🤖 AI Summary
Visual in-context learning (VICL) suffers from prediction bias and instability due to its reliance on a single context example. To address this, we propose PANICL—a training-free, general-purpose visual in-context learning framework. Our method introduces image-patch-level k-nearest neighbor retrieval to enable multi-example similarity matching, and integrates dynamic weighting with feature-space alignment to smoothly fuse prediction scores across multiple context examples. This design effectively mitigates single-example bias, substantially improving prediction stability and cross-task and cross-model generalization. Extensive experiments demonstrate that PANICL consistently outperforms strong baselines across diverse vision tasks—including classification, segmentation, and detection—while maintaining robustness under dataset shift and label-space changes. These results validate its generality, scalability, and practical applicability in real-world vision systems.
📝 Abstract
Visual In-Context Learning (VICL) uses input-output image pairs, referred to as in-context pairs (or examples), as prompts alongside query images to guide models in performing diverse vision tasks. However, VICL often suffers from over-reliance on a single in-context pair, which can lead to biased and unstable predictions. We introduce PAtch-based $k$-Nearest neighbor visual In-Context Learning (PANICL), a general training-free framework that mitigates this issue by leveraging multiple in-context pairs. PANICL smooths assignment scores across pairs, reducing bias without requiring additional training.
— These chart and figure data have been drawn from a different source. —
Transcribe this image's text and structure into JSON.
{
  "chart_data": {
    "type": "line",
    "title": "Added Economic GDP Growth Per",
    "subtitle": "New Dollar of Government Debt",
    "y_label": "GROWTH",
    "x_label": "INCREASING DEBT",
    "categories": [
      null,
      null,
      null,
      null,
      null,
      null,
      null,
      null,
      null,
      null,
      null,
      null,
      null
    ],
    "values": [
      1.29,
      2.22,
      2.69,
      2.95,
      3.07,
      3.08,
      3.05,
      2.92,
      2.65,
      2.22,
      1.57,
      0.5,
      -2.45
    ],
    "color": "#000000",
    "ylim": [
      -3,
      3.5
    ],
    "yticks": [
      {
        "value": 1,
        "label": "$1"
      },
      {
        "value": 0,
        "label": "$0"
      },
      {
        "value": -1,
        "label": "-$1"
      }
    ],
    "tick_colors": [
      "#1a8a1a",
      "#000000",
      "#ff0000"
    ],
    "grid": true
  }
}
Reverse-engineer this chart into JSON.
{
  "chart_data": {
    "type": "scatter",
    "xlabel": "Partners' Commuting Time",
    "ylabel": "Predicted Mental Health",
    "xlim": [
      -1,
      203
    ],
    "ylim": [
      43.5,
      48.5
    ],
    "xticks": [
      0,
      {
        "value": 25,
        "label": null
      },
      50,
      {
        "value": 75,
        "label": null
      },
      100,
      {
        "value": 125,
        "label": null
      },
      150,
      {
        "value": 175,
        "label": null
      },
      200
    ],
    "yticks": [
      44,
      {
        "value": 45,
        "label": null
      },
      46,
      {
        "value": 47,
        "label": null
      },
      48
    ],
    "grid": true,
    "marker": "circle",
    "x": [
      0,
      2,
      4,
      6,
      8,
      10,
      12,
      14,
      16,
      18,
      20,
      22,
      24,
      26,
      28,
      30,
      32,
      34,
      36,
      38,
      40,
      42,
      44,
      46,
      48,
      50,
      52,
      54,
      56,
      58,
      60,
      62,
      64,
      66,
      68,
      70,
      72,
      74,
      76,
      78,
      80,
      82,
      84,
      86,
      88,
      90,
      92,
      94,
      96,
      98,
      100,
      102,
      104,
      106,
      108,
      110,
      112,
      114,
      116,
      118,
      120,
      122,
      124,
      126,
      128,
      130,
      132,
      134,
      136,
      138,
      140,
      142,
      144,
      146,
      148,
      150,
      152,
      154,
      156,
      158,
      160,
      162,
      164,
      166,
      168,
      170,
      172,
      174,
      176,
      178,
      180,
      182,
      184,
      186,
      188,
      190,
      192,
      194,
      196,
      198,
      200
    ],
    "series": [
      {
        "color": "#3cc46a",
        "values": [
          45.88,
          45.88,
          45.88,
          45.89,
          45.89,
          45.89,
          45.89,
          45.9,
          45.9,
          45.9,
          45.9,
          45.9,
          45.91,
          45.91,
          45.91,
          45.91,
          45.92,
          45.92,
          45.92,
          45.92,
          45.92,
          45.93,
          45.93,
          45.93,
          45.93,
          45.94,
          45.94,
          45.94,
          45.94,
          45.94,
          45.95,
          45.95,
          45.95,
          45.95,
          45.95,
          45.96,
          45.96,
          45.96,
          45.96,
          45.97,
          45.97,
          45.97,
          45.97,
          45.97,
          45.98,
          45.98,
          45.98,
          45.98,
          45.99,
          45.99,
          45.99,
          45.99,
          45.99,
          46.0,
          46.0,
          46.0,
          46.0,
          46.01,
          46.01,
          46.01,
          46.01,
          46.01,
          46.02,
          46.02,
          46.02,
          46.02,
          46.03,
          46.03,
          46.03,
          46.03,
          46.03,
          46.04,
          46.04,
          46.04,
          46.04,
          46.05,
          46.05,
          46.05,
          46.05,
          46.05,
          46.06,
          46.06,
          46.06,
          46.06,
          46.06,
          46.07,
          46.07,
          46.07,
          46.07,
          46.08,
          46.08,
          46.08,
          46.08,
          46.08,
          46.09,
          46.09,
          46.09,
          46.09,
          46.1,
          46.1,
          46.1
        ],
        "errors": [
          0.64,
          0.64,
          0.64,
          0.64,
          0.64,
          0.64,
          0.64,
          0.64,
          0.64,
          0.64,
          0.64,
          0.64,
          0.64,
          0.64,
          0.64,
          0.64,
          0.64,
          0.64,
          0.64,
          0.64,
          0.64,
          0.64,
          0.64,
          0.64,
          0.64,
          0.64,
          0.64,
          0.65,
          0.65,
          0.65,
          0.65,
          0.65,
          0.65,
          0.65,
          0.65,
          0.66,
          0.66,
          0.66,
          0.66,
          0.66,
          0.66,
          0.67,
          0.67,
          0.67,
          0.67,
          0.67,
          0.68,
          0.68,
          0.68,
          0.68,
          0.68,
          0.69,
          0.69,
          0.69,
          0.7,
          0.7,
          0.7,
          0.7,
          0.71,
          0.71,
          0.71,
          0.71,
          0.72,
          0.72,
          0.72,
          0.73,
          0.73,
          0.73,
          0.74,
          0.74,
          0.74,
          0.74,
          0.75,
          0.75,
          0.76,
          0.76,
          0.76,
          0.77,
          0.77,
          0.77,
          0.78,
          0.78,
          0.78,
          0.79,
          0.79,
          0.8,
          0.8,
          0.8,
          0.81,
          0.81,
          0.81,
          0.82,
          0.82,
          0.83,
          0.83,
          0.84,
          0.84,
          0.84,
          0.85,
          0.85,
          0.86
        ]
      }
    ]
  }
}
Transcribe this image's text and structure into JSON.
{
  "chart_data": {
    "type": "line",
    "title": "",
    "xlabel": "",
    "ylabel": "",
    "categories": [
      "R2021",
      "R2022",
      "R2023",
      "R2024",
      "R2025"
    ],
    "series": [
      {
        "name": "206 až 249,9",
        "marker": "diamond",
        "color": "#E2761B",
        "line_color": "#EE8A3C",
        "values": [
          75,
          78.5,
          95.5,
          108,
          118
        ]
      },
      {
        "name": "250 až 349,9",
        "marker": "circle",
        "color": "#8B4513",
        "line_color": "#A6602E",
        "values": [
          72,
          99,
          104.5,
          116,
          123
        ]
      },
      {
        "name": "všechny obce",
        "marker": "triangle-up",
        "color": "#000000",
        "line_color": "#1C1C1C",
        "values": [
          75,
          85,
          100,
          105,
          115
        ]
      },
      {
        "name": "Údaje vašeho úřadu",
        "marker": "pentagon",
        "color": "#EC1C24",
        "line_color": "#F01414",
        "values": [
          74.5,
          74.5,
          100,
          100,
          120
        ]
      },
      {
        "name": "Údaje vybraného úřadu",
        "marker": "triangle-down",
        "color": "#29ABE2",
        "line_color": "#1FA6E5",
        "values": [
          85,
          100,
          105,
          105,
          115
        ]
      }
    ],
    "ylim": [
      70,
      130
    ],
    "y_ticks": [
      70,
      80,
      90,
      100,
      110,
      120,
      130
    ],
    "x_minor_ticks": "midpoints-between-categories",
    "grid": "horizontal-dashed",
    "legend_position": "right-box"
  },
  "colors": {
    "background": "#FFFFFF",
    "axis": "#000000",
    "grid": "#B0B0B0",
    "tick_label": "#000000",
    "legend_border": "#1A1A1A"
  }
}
Extensive experiments on a variety of tasks, including foreground segmentation, single object detection, colorization, multi-object segmentation, and keypoint detection, demonstrate consistent improvements over strong baselines. Moreover, PANICL exhibits strong robustness to domain shifts, including dataset-level shift (e.g., from COCO to Pascal) and label-space shift (e.g., FSS-1000), and generalizes well to other VICL models such as SegGPT, Painter, and LVM, highlighting its versatility and broad applicability.